Appellante heeft zich tegen de aangevallen uitspraak gekeerd. Zij heeft gesteld dat haar beperkingen zijn onderschat en dat het medisch onderzoek niet zorgvuldig is omdat geen huisbezoek heeft plaatsgevonden. Zij heeft in hoger beroep een Behandelplan & Behandelovereenkomst overgelegd waaruit blijkt dat zij sinds 14 januari 2012 onder behandeling is van drs. M.C.A. Haenen, GZ-psycholoog.
4.
De Raad komt tot de volgende beoordeling.
4.1.
De Raad verenigt zich met het oordeel van de rechtbank en onderschrijft de overwegingen waarop dat oordeel berust. De Raad voegt hier het volgende aan toe.
4.2.
Naar CIZ heeft gesteld wordt een huisbezoek als onderdeel van een (medisch) indicatieonderzoek slechts geëntameerd indien de medische situatie van de betrokken verzekerde onduidelijk is. Omdat daar in dit geval geen sprake van was en er voldoende medische informatie voorhanden was, is geen huisbezoek afgelegd. Dat geen huisbezoek heeft plaatsgevonden maakt daarom in de gegeven omstandigheden niet dat het indicatieonderzoek onzorgvuldig is te achten.
4.3.
In hetgeen appellante in hoger beroep naar voren heeft gebracht, in het bijzonder het behandelplan van de GZ-psycholoog, heeft de Raad geen aanleiding gevonden om tot een ander oordeel te komen dan waartoe de rechtbank is gekomen. Het behandelplan bevat geen informatie op grond waarvan geconcludeerd zou kunnen worden dat appellante meer begeleiding nodig heeft dan haar met het bestreden besluit is toegekend. Het behandelplan bevestigt juist de opvatting van CIZ dat er nog behandelmogelijkheden zijn voor de psychische klachten van appellante en dat daarom voor de beperkingen die daaruit voortvloeien behandeling op grond van de Zorgverzekeringswet voorliggend is op
AWBZ-zorg.
4.4.
Uit 4.1 tot en met 4.3 volgt dat het hoger beroep niet slaagt.
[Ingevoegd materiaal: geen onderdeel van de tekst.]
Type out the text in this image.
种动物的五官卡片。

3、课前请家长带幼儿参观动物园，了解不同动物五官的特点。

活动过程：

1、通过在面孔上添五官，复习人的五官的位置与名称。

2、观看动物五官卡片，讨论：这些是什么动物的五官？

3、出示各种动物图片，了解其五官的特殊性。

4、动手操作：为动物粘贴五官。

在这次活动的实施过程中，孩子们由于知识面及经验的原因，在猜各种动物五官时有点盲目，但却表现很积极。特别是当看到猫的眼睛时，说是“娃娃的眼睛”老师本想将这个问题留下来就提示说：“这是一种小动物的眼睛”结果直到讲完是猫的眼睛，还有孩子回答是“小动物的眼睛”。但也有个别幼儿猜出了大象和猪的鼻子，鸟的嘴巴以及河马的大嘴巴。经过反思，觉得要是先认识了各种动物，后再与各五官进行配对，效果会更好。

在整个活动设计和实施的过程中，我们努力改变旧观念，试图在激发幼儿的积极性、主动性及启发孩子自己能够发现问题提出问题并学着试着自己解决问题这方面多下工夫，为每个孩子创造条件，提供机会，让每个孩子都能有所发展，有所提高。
De aangevallen uitspraak zal worden bevestigd.
5.
Voor een veroordeling in de proceskosten is geen aanleiding.

BESLISSING

De Centrale Raad van Beroep bevestigt de aangevallen uitspraak.
Deze uitspraak is gedaan door H.J. de Mooij als voorzitter en W.H. Bel en
G. van Zeben-de Vries als leden, in tegenwoordigheid van M.P. Ketting als griffier. De beslissing is uitgesproken in het openbaar op 19 maart 2014.